Clinical Description
The attacks of flaccid muscle weakness associated with hyperkalemic periodic paralysis (hyperPP) usually begin in the first decade of life and increase in frequency and severity over time, with 25% experiencing their sentinel attack in the second decade of life. Initially infrequent, the attacks increase in frequency and severity over time until approximately age 50 years, after which the frequency declines considerably.
Triggers include cold environment; rest after exercise, stress, or fatigue; alcohol; hunger; changes in activity level; potassium in food; specific foods or beverages; changes in humidity; extra sleep; pregnancy; illness of any type; menstruation; medication; and potassium supplements [Charles et al 2013]. The major attack trigger is eating potassium-rich foods.
Of note, attacks occur more frequently on holidays and weekends when people rest in bed longer than usual.
Pattern of attacks. A spontaneous attack commonly starts in the morning before breakfast, lasts for 15 minutes to an hour, and then passes. In about 20% of affected individuals the attacks last considerably longer, from more than two days to more than a week.
In some individuals, paresthesias (probably induced by the hyperkalemia) herald the weakness. During an attack of weakness, the muscle stretch reflexes are abnormally diminished or absent. Dysphagia during an attack of weakness has also been described [Benhammou et al 2017]. The strength of the attacks is not always consistent; sometimes the patient only feels fatigued, but can still move around slowly. Other times the patients are completely paralyzed. Sometimes attacks may come very suddenly.
Individuals most commonly describe their attacks as stiffness followed by weakness, although many have described their attacks as some other permutation of weakness and/or stiffness. The arms and hands are just as frequently affected as the thighs and calves [Charles et al 2013].
Frequency of attacks can vary greatly among individuals. Some have attacks every day, others several times a month; others have them every few months or less often.
Usually, cardiac arrhythmia or respiratory insufficiency does not occur during the attacks. When present, respiratory insufficiency manifests as shortness of breath. In a study by Charles et al [2013], 26% of subjects reported that their breathing musculature was affected and 62% reported that their face was affected during attacks. The mouse model has demonstrated a resistance to weakness triggered by hyperkalemia in diaphragmatic muscle as compared to skeletal muscle [Ammar et al 2015].
Interictal period (i.e., between paralytic attacks)
findings. After an attack, affected individuals report clumsiness, weakness, and irritability, and in 62% muscle pain secondary to the attack. One observational study identified fibromyalgia in half of the individuals surveyed who had hyperPP [Giacobbe et al 2021]. Between attacks, the majority report no or mild symptoms. However, 12% report severe symptoms between attacks that impair activities of daily living.
Muscle issues. Individuals with hyperPP frequently (i.e., >50% of the time) have myotonia, especially around the time of an episode of weakness. Mild myotonia (muscle stiffness) that does not impede voluntary movements is often present between attacks. Myotonia is most readily observed in the facial, lingual, thenar, and finger extensor muscles; eyelid myotonia (lid lag myotonia) has been rarely reported. Paramyotonia (muscle stiffness aggravated by cold and exercise) is present in about 45% of affected individuals. Of individuals with myotonia, 37% have experienced progressive myopathy, while of those reporting absence of myotonia, 33% have experienced progressive myopathy [Charles et al 2013].

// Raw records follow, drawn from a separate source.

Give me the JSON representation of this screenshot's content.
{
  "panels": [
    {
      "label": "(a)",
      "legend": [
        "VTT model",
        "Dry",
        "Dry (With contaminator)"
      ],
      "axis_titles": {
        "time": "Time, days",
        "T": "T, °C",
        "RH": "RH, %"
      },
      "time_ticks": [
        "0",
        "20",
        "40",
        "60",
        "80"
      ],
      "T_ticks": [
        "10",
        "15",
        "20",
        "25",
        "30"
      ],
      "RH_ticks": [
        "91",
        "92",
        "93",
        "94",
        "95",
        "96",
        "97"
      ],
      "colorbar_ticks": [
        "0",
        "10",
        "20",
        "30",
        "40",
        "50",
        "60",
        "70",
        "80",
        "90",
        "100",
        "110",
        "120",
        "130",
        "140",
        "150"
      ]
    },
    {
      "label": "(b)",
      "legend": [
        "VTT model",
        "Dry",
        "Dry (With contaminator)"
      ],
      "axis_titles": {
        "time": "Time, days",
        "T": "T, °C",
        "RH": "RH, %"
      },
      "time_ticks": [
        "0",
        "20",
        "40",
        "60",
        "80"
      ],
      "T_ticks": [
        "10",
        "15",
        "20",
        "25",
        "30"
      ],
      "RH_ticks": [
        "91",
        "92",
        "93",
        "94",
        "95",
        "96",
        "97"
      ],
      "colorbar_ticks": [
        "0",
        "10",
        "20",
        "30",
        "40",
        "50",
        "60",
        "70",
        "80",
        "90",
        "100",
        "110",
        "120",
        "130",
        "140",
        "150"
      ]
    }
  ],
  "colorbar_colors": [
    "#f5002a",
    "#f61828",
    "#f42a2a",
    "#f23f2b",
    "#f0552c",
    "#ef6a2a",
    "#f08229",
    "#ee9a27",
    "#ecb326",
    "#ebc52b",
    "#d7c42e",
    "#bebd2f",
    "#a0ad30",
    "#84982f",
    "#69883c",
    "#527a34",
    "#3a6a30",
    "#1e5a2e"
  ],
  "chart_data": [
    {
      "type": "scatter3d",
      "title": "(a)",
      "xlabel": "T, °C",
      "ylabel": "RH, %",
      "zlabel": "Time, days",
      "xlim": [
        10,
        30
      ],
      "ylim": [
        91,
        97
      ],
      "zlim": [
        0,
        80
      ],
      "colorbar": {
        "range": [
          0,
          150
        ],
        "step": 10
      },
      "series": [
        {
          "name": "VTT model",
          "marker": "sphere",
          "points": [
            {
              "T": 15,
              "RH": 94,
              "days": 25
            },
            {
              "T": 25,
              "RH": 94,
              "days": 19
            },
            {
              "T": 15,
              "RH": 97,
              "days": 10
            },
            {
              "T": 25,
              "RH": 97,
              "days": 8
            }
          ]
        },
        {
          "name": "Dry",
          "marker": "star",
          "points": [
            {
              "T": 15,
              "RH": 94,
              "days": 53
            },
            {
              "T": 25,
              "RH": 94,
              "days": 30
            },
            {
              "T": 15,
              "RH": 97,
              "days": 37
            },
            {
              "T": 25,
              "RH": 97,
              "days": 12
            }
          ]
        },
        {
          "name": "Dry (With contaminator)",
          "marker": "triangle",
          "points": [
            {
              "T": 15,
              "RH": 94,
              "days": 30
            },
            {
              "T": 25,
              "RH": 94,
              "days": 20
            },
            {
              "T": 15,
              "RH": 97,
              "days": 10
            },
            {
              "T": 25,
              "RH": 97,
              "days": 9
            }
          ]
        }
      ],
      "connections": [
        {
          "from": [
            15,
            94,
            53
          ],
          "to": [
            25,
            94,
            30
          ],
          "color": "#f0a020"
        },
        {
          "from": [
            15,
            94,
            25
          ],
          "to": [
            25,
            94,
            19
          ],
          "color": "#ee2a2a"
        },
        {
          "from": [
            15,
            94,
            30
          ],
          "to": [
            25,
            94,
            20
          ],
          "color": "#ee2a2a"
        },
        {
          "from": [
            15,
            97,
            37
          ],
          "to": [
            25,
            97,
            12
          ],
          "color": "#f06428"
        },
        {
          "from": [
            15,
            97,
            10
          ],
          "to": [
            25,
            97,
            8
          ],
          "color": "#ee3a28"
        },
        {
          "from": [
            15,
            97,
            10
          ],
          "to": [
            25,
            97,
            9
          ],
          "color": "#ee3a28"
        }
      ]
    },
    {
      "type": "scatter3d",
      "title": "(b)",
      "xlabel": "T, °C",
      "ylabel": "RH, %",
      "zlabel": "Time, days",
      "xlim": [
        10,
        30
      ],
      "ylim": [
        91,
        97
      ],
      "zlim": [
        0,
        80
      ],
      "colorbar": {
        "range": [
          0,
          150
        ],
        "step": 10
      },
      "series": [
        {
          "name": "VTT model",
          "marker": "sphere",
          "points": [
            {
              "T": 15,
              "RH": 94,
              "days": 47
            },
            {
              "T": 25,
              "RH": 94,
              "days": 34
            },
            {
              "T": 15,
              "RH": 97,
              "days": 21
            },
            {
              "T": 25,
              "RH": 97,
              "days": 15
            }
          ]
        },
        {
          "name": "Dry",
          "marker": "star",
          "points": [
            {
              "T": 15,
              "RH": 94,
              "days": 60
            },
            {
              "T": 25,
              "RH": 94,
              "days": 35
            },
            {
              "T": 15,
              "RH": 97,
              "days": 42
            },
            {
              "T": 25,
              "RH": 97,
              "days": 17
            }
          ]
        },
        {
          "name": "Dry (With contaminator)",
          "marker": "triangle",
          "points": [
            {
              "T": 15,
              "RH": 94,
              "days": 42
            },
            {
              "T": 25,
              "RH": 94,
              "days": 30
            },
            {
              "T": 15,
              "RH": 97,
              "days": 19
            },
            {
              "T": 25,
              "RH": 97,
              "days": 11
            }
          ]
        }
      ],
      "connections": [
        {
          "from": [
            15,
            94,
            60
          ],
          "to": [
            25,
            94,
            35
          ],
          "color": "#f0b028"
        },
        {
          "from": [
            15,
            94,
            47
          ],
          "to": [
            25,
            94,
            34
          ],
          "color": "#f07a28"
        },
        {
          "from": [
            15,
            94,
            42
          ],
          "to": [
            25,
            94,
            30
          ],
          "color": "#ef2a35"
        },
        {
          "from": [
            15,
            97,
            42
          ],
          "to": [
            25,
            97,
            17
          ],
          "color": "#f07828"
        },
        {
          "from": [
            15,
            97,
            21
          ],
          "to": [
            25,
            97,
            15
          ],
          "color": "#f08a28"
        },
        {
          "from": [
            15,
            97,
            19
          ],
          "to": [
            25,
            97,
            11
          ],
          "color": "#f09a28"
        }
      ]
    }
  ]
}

Bradley et al [1990] reported more than 80% of the affected individuals older than 40 years to have permanent muscle weakness and approximately one third of older affected individuals developed a chronic progressive myopathy. The myopathy mainly affects the pelvic girdle and proximal and distal lower-limb muscles. A more recent study using MRI reveals an even earlier onset of progressive myopathy: progressive myopathy was observed even in individuals at the second and third decades of life with myopathic findings prominent in the gastrocnemius muscle. Muscle atrophy, edematous change, and fatty change were prominent in the superficial posterior compartment of the lower leg [Jeong et al 2018].
Thyroid dysfunction. As shown by an observational study, individuals with hyperPP appear to be at higher risk for thyroid dysfunction (relative risk of 3.6) than those in the general population [Charles et al 2013].